Numa casa noturna de paredes pretas no centro paulistano, Iarno sobe num pequeno palco montado à frente da mesa de som do DJ. De roupa preta e branca e maquiagem carregada, o performer está vestido como um palhaço do inferno, que deixou para trás o picadeiro para mostrar seu show a jovens de óculos escuros.

Começa a apresentação. O palhaço pega um urso de pelúcia riscado de canetinha, ao qual se abraça e aperta as laterais da cabeça. Em seguida, cola o seu rosto — maquiado de forma a expressar melancolia — às bochechas do urso, que também estampam tristeza.

Iarno então agarra seu brinquedo pela barriga e começa a pular, como uma criança alegre. Há uma ironia e um amargor na cena, que parece deslocada em uma festa.

Ele larga o urso embaixo da mesa do DJ e encara o público do teatro Mars, antes de passar para as próximas brincadeiras   — segurar um punhado de balões e andar de motocicleta.

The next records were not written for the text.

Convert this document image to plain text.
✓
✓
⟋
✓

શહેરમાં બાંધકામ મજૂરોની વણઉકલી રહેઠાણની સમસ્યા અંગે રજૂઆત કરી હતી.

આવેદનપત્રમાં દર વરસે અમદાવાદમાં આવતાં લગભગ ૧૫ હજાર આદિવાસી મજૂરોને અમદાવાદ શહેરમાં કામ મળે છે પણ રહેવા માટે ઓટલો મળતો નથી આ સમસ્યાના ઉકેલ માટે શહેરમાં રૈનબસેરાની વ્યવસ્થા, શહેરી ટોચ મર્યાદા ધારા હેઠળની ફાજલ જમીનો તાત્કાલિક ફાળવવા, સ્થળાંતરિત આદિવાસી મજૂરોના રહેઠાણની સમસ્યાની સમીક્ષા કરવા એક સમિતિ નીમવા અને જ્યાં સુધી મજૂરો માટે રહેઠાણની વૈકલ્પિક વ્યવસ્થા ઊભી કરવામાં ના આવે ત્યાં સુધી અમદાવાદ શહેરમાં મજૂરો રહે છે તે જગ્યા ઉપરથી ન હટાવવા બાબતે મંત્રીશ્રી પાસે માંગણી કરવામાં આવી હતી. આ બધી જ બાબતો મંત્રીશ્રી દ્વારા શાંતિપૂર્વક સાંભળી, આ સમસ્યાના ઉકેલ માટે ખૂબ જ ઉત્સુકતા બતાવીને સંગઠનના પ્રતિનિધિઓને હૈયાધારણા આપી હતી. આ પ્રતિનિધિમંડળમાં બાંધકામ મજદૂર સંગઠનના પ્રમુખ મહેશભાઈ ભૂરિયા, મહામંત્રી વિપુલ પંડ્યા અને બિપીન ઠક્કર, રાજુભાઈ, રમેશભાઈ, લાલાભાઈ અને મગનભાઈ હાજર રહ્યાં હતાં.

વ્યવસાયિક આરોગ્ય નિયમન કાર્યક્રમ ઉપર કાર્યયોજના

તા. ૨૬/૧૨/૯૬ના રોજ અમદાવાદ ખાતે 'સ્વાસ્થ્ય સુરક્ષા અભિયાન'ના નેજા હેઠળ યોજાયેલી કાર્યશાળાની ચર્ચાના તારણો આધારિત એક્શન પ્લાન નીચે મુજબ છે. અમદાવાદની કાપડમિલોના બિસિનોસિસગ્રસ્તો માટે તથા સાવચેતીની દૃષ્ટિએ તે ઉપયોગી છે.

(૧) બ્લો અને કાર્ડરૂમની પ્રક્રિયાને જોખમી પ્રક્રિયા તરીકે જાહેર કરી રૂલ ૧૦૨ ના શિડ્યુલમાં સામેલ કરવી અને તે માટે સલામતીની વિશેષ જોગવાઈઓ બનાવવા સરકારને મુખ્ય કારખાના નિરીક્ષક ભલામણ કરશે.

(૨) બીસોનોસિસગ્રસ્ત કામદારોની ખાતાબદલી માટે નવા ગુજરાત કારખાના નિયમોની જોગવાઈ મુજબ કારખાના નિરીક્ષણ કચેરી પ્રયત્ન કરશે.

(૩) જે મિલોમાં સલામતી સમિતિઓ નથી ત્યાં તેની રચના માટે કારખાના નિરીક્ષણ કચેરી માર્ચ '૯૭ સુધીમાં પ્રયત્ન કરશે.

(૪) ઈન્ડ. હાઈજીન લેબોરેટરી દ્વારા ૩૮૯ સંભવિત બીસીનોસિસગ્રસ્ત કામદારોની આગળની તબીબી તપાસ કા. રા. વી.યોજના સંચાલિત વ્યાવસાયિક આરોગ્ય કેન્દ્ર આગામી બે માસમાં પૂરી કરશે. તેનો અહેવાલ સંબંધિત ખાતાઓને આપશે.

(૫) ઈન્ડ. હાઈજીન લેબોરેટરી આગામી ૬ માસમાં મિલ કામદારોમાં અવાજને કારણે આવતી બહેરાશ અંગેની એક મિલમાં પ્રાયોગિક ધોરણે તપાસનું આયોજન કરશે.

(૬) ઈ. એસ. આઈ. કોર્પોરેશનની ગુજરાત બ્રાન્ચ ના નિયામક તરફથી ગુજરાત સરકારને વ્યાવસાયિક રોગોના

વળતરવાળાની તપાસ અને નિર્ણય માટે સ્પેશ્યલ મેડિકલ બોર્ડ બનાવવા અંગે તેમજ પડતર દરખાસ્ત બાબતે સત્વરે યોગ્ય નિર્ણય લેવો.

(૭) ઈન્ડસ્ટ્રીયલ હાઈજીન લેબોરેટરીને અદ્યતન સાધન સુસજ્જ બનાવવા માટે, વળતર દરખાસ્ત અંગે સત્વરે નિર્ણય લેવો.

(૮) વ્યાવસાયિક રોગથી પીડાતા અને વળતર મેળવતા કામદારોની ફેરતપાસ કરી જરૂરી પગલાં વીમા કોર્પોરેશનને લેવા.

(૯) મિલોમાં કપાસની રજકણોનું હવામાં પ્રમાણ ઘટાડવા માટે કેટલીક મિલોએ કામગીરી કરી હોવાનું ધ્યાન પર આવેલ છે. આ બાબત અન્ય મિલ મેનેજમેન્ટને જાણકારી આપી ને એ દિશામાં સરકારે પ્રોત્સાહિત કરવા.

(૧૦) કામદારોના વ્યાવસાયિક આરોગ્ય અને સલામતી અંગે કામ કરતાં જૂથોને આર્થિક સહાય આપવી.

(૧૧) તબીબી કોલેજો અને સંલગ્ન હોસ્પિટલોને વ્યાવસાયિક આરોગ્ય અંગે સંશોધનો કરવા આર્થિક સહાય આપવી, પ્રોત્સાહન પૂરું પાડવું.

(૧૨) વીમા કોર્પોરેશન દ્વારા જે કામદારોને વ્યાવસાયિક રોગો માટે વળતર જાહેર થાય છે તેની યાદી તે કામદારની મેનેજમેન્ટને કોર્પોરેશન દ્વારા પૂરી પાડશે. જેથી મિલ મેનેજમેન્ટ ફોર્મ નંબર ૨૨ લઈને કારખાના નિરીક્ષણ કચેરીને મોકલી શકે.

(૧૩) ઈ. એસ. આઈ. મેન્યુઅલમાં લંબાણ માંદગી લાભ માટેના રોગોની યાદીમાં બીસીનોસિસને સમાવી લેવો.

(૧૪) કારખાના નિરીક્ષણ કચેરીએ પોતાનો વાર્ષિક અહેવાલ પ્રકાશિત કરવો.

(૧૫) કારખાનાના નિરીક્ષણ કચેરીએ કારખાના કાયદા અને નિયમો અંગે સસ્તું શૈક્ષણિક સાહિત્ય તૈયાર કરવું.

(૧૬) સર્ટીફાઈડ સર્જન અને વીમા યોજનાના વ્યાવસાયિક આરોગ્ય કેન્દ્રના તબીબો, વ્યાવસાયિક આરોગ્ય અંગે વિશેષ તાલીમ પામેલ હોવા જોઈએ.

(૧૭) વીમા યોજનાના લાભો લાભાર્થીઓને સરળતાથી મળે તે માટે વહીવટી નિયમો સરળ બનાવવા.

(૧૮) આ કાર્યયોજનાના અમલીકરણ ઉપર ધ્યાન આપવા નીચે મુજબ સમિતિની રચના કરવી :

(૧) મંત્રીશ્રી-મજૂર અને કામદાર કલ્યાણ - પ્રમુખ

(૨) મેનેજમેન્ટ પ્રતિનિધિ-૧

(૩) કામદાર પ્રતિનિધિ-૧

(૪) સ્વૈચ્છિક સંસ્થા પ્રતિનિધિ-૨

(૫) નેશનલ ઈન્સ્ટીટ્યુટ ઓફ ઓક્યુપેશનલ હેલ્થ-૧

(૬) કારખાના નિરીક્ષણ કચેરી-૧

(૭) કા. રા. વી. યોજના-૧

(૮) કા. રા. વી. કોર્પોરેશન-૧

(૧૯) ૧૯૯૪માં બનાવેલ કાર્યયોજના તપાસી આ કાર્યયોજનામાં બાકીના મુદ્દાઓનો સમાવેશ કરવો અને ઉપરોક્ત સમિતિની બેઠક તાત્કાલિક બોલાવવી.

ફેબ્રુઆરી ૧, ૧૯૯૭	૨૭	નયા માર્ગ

A edição de três anos da festa Sangra Muta, onde Iarno se apresentou no fim de outubro, teve mais performers do que DJs, nove contra quatro. A matemática indica que corpos em movimento adornados por figurinos elaboradíssimos passaram a ser tão essenciais na noite eletrônica underground de São Paulo quanto as batidas do techno.

Os performers da madrugada, que viram sua ascensão na última década, têm características em comum. Sua estética é definida por eles mesmos como perturbadora e incômoda.

“Construí essa figura como se fosse uma peste, tem que ser estranha. As pessoas têm que se questionar”, diz Aun Helden, acrescentando que a personagem de si mesma que traz aos palcos, chamada Aun, “é fundamentada num parto entre o estranho e o trauma”.

Para compor seu vestuário, a artista de São Bernardo do Campo produz em casa máscaras de silicone e ovos pretos (“necrosados”), que viraram sua assinatura. São ovos de verdade que ela estoura no palco. Ela se apresenta com frequência na festa ODD, e neste ano também mostrou seu trabalho no festival de música experimental Atonal, em Berlim.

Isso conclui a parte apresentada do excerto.